Hi Carrie! I feel the same way about 4.1, in that it evokes a strong reaction from the reader in regards to the treatment of Hero. It's extremely frustrating to see Claudio pass such judgment on someone he barely knows and has never exchanged words with. The fact that he does not converse with Hero in the scene, but instead only speaks to Leonato, Don Pedro or the Friar, further emphasizes the lack of a real relationship between Hero and Claudio, and also comes off as Claudio not even having enough respect to speak directly to Hero. I also think the emotion evoked by 4.1 is the reason 4.2 returns to the comedy of Dogberry and Verges.

ladida said...

I despise Claudio. I honestly do not see the supposed love he has for Hero. First, he is overly concerned with her dowry. Second, he is unwilling to woo Hero directly (how do you have a romantic relationship with someone when you don't speak to them?) Third, he is willing to leave Messina the day before his wedding. Fourth, he degrades and humiliates her with a speech that I find much more offensive than Benedick's at 2.3.6-30. And lastly he has no problem marrying another woman (who conveniently also has no brother, according to the Norton note on pg 1464) even though he thinks he is the reason Hero is dead! Where in his actions does he ever exhibit feelings of love?
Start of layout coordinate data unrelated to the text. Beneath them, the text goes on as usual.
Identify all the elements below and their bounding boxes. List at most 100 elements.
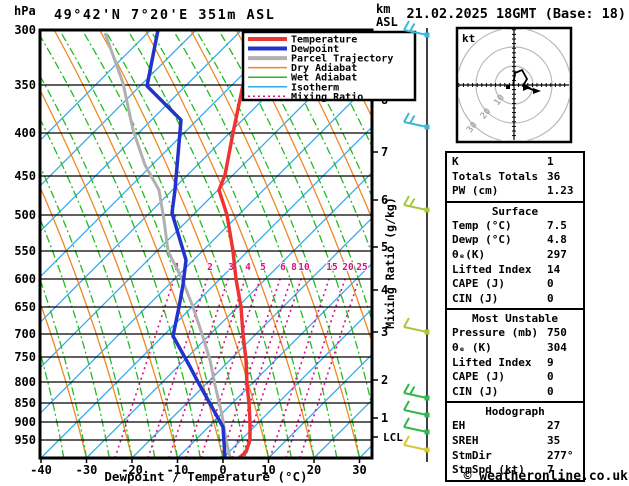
stat-label: PW (cm): [452, 184, 499, 198]
stat-row: Dewp (°C) 4.8: [447, 233, 583, 248]
stat-value: 0: [547, 291, 554, 305]
stat-row: PW (cm) 1.23: [447, 184, 583, 199]
svg-text:900: 900: [14, 415, 36, 429]
stat-label: CAPE (J): [452, 277, 505, 291]
stat-label: Lifted Index: [452, 262, 532, 276]
stat-label: CAPE (J): [452, 370, 505, 384]
svg-text:2: 2: [381, 373, 388, 387]
svg-text:500: 500: [14, 208, 36, 222]
station-title: 49°42'N 7°20'E 351m ASL: [54, 7, 276, 23]
hodograph: 102030kt: [455, 26, 573, 144]
svg-text:30: 30: [352, 463, 366, 477]
stat-row: Temp (°C) 7.5: [447, 219, 583, 234]
svg-text:-40: -40: [30, 463, 52, 477]
stat-value: 7.5: [547, 218, 567, 232]
svg-text:4: 4: [245, 262, 251, 273]
legend: TemperatureDewpointParcel TrajectoryDry …: [241, 30, 417, 103]
stat-row: θₑ (K) 304: [447, 341, 583, 356]
stats-section-title: Most Unstable: [471, 312, 559, 326]
stats-section-indices: K 1 Totals Totals 36 PW (cm) 1.23: [445, 151, 585, 203]
stat-value: 1: [547, 155, 554, 168]
svg-text:700: 700: [14, 327, 36, 341]
wind-barb: [403, 317, 430, 335]
x-axis: -40 -30 -20 -10 0 10 20 30Dewpoint / Temperatur…: [30, 458, 367, 484]
stat-value: 27: [547, 419, 561, 433]
svg-text:2: 2: [207, 262, 213, 273]
stat-row: EH 27: [447, 419, 583, 434]
svg-text:550: 550: [14, 244, 36, 258]
stat-row: K1: [447, 155, 583, 170]
wind-barb: [403, 400, 430, 418]
stat-row: θₑ(K) 297: [447, 248, 583, 263]
stat-value: 36: [547, 169, 561, 183]
svg-text:7: 7: [381, 145, 388, 159]
stat-value: 1.23: [547, 184, 574, 198]
stat-row: CAPE (J) 0: [447, 277, 583, 292]
pressure-unit-label: hPa: [14, 4, 36, 18]
km-asl-axis-label: km ASL: [376, 2, 398, 29]
stats-panel: K 1 Totals Totals 36 PW (cm) 1.23 Surface Temp …: [445, 151, 585, 482]
wind-barb: [403, 195, 430, 213]
datetime-title: 21.02.2025 18GMT (Base: 18): [406, 6, 626, 22]
stat-value: 0: [547, 384, 554, 398]
wind-barb: [403, 435, 430, 453]
svg-text:950: 950: [14, 433, 36, 447]
svg-text:300: 300: [14, 23, 36, 37]
stat-row: Totals Totals 36: [447, 170, 583, 185]
stat-row: CIN (J) 0: [447, 292, 583, 307]
stat-label: SREH: [452, 433, 479, 447]
mixing-ratio-labels: 1 2 3 4 5 6 8 10 15 20 25: [173, 261, 369, 274]
svg-text:-30: -30: [76, 463, 98, 477]
svg-text:8: 8: [291, 262, 297, 273]
watermark: © weatheronline.co.uk: [463, 469, 628, 484]
stat-label: EH: [452, 419, 466, 433]
stats-section-title: Hodograph: [485, 405, 545, 419]
stat-value: 4.8: [547, 233, 567, 247]
x-axis-title: Dewpoint / Temperature (°C): [104, 469, 307, 484]
stat-label: CIN (J): [452, 291, 499, 305]
svg-text:650: 650: [14, 300, 36, 314]
stats-section-most-unstable: Most Unstable Pressure (mb) 750 θₑ (K) 304 Li…: [445, 308, 585, 404]
stat-row: CIN (J) 0: [447, 385, 583, 400]
stat-label: Temp (°C): [452, 218, 512, 232]
stat-value: 297: [547, 247, 567, 261]
svg-text:25: 25: [356, 262, 368, 273]
svg-text:20: 20: [342, 262, 354, 273]
svg-text:15: 15: [326, 262, 338, 273]
wind-barb: [403, 383, 430, 401]
km-axis: 87654321LCLMixing Ratio (g/kg): [372, 93, 403, 444]
svg-text:1: 1: [381, 411, 388, 425]
stat-label: Pressure (mb): [452, 326, 539, 340]
stat-row: CAPE (J) 0: [447, 370, 583, 385]
wind-barb: [403, 112, 430, 130]
svg-text:20: 20: [307, 463, 321, 477]
svg-text:600: 600: [14, 272, 36, 286]
stat-value: 304: [547, 340, 567, 354]
svg-text:400: 400: [14, 126, 36, 140]
svg-text:6: 6: [280, 262, 286, 273]
stat-row: StmDir 277°: [447, 449, 583, 464]
svg-text:Mixing Ratio: Mixing Ratio: [291, 91, 363, 103]
lcl-label: LCL: [383, 431, 403, 444]
stat-value: 0: [547, 370, 554, 384]
skewt-screenshot: 1 2 3 4 5 6 8 10 15 20 25 -40 -30 -20 -10 0 10 20 30 Dewpoi…: [0, 0, 629, 486]
parcel-trajectory-curve: [103, 32, 232, 458]
svg-text:750: 750: [14, 350, 36, 364]
svg-text:350: 350: [14, 78, 36, 92]
hodograph-unit-label: kt: [462, 32, 475, 45]
stat-value: 35: [547, 433, 561, 447]
stat-label: Dewp (°C): [452, 233, 512, 247]
stat-label: Totals Totals: [452, 169, 539, 183]
svg-text:450: 450: [14, 169, 36, 183]
stats-section-title: Surface: [491, 204, 539, 218]
stat-row: Lifted Index 9: [447, 356, 583, 371]
stats-section-surface: Surface Temp (°C) 7.5 Dewp (°C) 4.8 θₑ(K) 297 L…: [445, 200, 585, 311]
stat-label: StmDir: [452, 448, 492, 462]
stat-value: 750: [547, 326, 567, 340]
svg-text:10: 10: [298, 262, 310, 273]
stat-label: θₑ(K): [452, 247, 486, 261]
stat-label: CIN (J): [452, 384, 499, 398]
mixing-ratio-axis-title: Mixing Ratio (g/kg): [383, 197, 397, 329]
stat-label: θₑ (K): [452, 340, 492, 354]
svg-text:850: 850: [14, 396, 36, 410]
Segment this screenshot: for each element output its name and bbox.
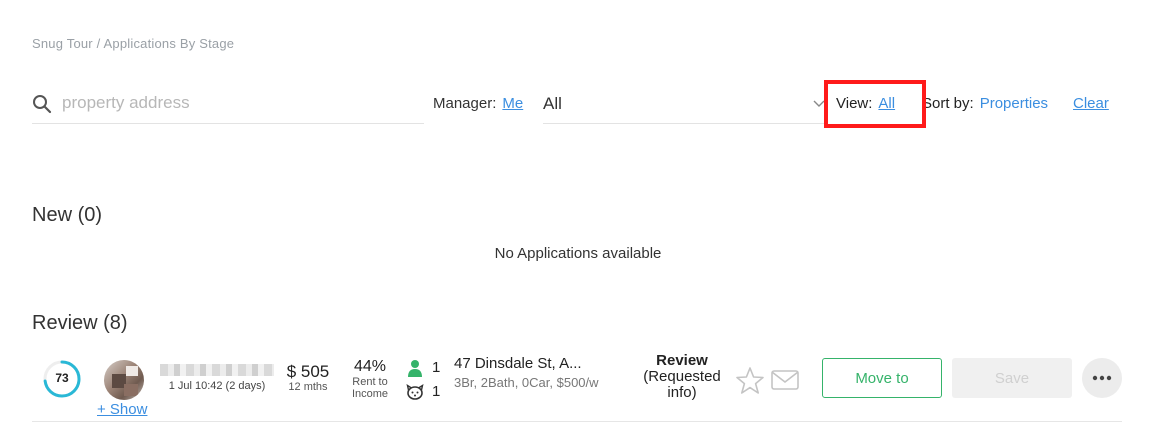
breadcrumb: Snug Tour / Applications By Stage bbox=[32, 36, 235, 51]
applicant-date: 1 Jul 10:42 (2 days) bbox=[168, 380, 266, 392]
status-detail: (Requested bbox=[643, 368, 721, 385]
status-detail-2: info) bbox=[667, 384, 697, 401]
manager-label: Manager: bbox=[433, 95, 497, 112]
sort-label: Sort by: bbox=[922, 95, 974, 112]
adult-count: 1 bbox=[432, 359, 441, 376]
rent-info: $ 505 12 mths bbox=[280, 362, 336, 393]
occupant-counts: 1 1 bbox=[404, 356, 448, 404]
view-highlight-box bbox=[824, 80, 926, 128]
more-icon bbox=[1092, 375, 1112, 381]
search-icon bbox=[33, 95, 52, 114]
manager-select-value: All bbox=[543, 94, 562, 113]
property-info[interactable]: 47 Dinsdale St, A... 3Br, 2Bath, 0Car, $… bbox=[454, 354, 634, 392]
pet-icon bbox=[406, 384, 424, 400]
rent-to-income: 44% Rent to Income bbox=[344, 358, 396, 400]
empty-message: No Applications available bbox=[494, 245, 662, 262]
section-title-new: New (0) bbox=[32, 204, 103, 226]
score-value: 73 bbox=[55, 371, 69, 385]
rent-to-income-percent: 44% bbox=[353, 358, 387, 375]
save-button: Save bbox=[952, 358, 1072, 398]
rent-to-income-label: Rent to bbox=[352, 376, 388, 388]
star-icon[interactable] bbox=[735, 366, 765, 396]
avatar[interactable] bbox=[104, 360, 144, 400]
manager-me-link[interactable]: Me bbox=[502, 95, 523, 112]
rent-term: 12 mths bbox=[288, 381, 328, 393]
pet-count: 1 bbox=[432, 383, 441, 400]
rent-to-income-label-2: Income bbox=[351, 388, 389, 400]
manager-filter: Manager: Me bbox=[433, 95, 523, 112]
application-row[interactable]: 73 + Show 1 Jul 10:42 (2 days) $ 505 12 … bbox=[32, 350, 1122, 422]
rent-amount: $ 505 bbox=[286, 362, 330, 381]
manager-select[interactable]: All bbox=[543, 84, 827, 124]
more-options-button[interactable] bbox=[1082, 358, 1122, 398]
search-input[interactable] bbox=[62, 90, 412, 116]
move-to-button[interactable]: Move to bbox=[822, 358, 942, 398]
sort-filter: Sort by: Properties bbox=[922, 95, 1048, 112]
status-title: Review bbox=[656, 352, 708, 369]
property-address: 47 Dinsdale St, A... bbox=[454, 355, 582, 372]
mail-icon[interactable] bbox=[770, 368, 800, 392]
section-title-review: Review (8) bbox=[32, 312, 128, 334]
property-details: 3Br, 2Bath, 0Car, $500/w bbox=[454, 375, 599, 390]
person-icon bbox=[408, 360, 422, 377]
show-link[interactable]: + Show bbox=[97, 401, 147, 418]
clear-link[interactable]: Clear bbox=[1073, 95, 1109, 112]
applicant-name-blurred bbox=[160, 364, 274, 376]
sort-properties-link[interactable]: Properties bbox=[980, 95, 1048, 112]
status-badge: Review (Requested info) bbox=[634, 353, 730, 401]
search-bar bbox=[32, 84, 424, 124]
I was more able to understand Leonato's actions, reprehensible as they are. I related him to King Lear. In his speech at 4.1.19 he racks his brain to understand how someone he gave birth to could have shamed him so much. The relationship he has with Hero is one in which she represents him, so even the slightest taint of her reputation is a taint of his own: it signals something corrupt within himself, which is why he wants both Hero and himself to die. He, I think, suffers from the same mortification as his daughter. Because his relationship with Hero is so colored by his relationship with his own psyche, his overly reactionary response to the accusation is more acceptable than Claudio's, whose response is simply evidence of his lak of feeling towards Hero. I've never read Othello, so I'm interested to see how he'll react in the same situation; I also wonder if Benedick would react the same if someone accused Beatrice. (Although she would probably be able to defend herself.)